Ever the educator, Nayar wanted to do more than get kids taking pretty pictures. Adding simple, if unnecessary, gadgets to the camera was a start, but the college professor wanted something else: a textbook.
He and three graduate students designed Bigshotcamera.org as an “interactive textbook,” with animated illustrations that show how energy is converted, how an electrical charge moves through the camera’s circuitry, and how filling a frame with light – or removing it completely – can affect images. There are explanations of photons, a tutorial on how cameras use a numbered code to record images, and a discussion about how the computer translates the code into pictures.

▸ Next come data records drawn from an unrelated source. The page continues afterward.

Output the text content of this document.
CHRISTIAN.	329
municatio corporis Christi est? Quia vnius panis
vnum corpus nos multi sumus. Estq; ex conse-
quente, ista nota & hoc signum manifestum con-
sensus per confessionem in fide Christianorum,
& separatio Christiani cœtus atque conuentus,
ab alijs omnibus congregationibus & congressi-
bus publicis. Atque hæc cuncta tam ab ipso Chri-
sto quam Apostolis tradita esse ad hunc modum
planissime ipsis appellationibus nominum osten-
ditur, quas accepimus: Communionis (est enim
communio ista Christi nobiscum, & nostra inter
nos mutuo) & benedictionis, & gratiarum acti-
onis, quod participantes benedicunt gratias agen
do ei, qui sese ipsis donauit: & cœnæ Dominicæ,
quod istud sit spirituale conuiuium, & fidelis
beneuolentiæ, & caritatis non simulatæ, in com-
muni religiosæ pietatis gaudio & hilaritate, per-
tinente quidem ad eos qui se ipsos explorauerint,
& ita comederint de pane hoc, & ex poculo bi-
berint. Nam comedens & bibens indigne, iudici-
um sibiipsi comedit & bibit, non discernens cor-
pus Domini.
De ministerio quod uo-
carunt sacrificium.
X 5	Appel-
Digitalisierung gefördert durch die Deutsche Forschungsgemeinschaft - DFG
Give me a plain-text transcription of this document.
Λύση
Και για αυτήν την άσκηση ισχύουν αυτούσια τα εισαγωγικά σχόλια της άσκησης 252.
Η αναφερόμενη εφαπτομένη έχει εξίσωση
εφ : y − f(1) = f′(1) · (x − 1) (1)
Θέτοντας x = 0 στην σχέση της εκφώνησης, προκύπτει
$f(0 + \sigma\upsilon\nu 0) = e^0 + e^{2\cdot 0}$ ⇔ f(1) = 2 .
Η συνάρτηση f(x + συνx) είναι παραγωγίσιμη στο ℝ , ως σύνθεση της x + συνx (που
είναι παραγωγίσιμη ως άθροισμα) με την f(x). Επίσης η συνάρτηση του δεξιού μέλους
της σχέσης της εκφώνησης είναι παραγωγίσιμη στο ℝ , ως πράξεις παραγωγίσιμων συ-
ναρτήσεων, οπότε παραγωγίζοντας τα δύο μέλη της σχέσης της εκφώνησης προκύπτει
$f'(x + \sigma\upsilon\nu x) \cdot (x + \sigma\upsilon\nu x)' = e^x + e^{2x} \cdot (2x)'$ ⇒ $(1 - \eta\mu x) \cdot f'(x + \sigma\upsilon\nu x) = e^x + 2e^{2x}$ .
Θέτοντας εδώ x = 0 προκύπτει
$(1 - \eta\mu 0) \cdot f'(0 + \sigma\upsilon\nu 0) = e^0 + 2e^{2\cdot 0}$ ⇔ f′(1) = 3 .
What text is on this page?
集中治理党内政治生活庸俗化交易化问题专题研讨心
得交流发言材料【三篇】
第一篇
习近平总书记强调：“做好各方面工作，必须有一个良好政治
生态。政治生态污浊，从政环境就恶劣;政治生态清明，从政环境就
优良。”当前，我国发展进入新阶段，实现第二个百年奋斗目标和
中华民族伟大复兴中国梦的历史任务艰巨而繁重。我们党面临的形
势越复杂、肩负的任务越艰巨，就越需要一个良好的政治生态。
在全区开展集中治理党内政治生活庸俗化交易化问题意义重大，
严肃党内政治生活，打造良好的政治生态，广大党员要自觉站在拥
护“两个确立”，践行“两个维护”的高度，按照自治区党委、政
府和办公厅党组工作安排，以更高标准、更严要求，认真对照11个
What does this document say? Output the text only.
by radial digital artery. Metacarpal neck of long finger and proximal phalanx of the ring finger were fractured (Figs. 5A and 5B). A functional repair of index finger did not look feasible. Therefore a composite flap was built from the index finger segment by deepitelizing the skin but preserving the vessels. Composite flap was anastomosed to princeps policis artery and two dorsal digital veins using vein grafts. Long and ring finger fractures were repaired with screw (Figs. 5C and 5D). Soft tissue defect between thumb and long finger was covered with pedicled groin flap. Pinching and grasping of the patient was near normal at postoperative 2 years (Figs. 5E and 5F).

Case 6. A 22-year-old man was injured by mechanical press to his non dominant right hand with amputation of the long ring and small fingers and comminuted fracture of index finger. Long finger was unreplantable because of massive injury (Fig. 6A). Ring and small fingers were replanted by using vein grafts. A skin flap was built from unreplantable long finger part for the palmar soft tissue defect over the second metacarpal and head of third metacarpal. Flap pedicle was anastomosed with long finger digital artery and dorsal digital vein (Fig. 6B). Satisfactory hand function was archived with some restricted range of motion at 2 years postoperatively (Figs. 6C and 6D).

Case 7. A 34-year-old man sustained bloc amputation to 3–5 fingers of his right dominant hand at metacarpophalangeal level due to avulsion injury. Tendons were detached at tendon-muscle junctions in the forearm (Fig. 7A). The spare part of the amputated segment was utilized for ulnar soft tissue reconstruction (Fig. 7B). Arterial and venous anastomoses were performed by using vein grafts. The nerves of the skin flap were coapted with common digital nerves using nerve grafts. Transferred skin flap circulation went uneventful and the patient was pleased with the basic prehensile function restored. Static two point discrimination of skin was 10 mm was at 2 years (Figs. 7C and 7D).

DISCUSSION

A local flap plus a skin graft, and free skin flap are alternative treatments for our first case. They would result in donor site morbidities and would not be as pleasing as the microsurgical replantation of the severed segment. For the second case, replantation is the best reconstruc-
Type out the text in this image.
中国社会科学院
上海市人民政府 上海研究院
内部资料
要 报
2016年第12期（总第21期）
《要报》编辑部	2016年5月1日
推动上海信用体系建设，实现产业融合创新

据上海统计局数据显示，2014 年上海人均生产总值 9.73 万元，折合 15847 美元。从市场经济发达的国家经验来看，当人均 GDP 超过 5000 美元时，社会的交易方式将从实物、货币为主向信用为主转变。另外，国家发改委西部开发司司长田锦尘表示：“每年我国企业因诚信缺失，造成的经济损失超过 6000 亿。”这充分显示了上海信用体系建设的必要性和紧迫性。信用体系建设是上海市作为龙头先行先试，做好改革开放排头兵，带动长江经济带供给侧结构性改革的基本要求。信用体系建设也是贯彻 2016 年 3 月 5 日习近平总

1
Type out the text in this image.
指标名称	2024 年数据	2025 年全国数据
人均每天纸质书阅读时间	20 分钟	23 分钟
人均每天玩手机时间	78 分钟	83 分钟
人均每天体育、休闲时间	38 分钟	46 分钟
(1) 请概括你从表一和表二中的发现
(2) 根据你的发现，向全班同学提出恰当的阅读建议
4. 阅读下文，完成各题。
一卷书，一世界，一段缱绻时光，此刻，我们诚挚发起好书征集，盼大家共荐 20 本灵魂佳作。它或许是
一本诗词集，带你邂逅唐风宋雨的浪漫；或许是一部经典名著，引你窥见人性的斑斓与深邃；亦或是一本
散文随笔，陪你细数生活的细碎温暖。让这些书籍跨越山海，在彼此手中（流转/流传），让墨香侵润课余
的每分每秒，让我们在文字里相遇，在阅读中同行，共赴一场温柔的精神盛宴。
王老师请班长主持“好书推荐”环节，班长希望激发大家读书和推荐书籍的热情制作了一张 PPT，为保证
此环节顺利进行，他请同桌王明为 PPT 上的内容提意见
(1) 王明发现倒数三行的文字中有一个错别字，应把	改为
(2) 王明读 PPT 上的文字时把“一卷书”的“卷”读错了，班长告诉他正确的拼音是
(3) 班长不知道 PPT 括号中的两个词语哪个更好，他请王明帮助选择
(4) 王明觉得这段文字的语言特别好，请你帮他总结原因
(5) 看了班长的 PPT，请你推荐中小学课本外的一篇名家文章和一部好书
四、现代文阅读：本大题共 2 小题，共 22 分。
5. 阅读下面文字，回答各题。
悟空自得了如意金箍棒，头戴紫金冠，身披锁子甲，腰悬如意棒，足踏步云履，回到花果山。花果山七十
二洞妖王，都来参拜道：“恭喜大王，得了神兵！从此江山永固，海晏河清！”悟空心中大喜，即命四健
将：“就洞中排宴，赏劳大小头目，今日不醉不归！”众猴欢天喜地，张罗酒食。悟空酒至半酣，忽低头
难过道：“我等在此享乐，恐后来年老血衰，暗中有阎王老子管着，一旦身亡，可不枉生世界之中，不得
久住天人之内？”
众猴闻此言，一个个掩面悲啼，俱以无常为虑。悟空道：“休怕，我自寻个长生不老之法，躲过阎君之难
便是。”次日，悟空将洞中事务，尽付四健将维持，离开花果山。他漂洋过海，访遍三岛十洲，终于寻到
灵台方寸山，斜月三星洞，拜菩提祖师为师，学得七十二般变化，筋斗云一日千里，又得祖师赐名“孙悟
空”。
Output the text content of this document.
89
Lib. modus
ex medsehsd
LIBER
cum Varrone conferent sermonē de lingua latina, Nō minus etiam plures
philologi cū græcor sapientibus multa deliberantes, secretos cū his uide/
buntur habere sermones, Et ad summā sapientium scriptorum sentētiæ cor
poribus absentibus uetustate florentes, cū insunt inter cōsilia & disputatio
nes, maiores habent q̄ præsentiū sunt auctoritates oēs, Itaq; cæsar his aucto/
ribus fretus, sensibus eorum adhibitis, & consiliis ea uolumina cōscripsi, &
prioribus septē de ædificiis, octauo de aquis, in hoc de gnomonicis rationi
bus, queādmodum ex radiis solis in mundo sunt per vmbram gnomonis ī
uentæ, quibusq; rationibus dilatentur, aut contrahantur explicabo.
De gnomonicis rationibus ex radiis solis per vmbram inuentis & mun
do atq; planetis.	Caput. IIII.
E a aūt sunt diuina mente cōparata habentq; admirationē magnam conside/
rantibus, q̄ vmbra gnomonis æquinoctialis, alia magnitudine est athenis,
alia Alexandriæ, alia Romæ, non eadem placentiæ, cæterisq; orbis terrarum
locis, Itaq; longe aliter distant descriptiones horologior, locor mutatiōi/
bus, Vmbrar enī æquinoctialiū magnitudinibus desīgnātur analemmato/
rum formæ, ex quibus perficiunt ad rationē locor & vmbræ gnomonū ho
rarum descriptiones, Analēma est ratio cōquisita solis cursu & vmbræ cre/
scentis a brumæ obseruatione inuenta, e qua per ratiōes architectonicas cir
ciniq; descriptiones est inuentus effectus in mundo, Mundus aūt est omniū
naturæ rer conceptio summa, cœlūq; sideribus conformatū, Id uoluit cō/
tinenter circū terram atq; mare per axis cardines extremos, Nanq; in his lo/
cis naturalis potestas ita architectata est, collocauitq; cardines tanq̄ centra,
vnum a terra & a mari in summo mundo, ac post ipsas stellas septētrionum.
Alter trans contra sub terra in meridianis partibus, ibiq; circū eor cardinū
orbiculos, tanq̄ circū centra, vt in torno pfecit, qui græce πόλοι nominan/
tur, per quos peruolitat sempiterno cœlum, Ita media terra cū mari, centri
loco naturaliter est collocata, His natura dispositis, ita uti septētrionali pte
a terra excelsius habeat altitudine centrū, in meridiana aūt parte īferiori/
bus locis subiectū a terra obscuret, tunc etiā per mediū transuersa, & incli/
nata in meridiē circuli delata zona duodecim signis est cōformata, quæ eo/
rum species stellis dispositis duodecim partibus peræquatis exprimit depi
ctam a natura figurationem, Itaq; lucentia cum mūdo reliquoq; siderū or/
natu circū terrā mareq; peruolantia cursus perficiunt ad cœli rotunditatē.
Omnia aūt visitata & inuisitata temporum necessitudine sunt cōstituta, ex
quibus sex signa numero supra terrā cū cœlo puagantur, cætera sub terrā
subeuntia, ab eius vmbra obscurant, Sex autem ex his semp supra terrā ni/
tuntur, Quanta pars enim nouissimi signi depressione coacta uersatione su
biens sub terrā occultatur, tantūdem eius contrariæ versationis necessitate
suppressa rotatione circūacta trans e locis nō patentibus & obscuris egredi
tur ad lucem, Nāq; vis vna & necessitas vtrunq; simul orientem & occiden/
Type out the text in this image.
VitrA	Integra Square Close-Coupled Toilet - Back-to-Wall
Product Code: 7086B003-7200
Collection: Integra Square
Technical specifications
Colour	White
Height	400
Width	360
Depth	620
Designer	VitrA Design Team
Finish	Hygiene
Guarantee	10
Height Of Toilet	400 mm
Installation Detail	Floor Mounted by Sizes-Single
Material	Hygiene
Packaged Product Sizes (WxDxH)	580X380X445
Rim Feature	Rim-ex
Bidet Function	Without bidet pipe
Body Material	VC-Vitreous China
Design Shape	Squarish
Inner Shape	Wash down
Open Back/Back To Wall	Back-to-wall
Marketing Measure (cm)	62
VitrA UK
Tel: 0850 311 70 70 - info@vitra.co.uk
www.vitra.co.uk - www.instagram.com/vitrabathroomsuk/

It’s the photo galleries, though, where most of the interactivity takes place.
The website, though public, is still in testing, but visitors can view images from three focus groups that Nayar leads with graduate students Brian Smith, An Tran, and Guru Krishnan. (The latter two took BigShot to schools in their hometowns in Vietnam and India.)
Nayar has built a gallery of those images; He plans to expand slowly, starting with his next international workshop, in Japan in late December.
“[The camera] builds in tolerance. It dissolves biases,” he says. “It’s a way to show the kids that we’re all different in beautiful ways, but we’re all pretty much the same.”
Besides, there’s a natural draw, he thinks, in the chance to see how other people their age live in far-away places. The graduate students brought back to the US shots of middle schoolers posing with their friends in Vietnam’s busy public spaces, and candid stills of Indian schoolchildren eating lunch.
“Think about your kid, who here [in America] has a smart board and a projector and this amazing cafeteria, and you get exposed at a young age to this,” he says, looking at the lunchtime photos from India. “These kids come out with their bags, and in their bag they also have a little towel, which they unfold, on which the food goes.... There is no room to have lunch; they have an assembly space, and there are kids sitting all around.”
Like the photographers who use it, BigShot is still young. Nayar has gotten this far with the resources in his university research lab and with a grant from the search-engine giant Google. Eventually, he wants to turn the online gallery into a full-fledged social media site and make a commercial camera from his prototype.
At the moment, though, “I have exactly 12 of these,” he says. He wants to find a manufacturer who sees market value not just in the product, but in the project.
“I don’t want this to be seen as a toy,” he says. “I think that whoever decides to make these in large quantities must understand the value of this as well, or else you’ve kind of lost the point.”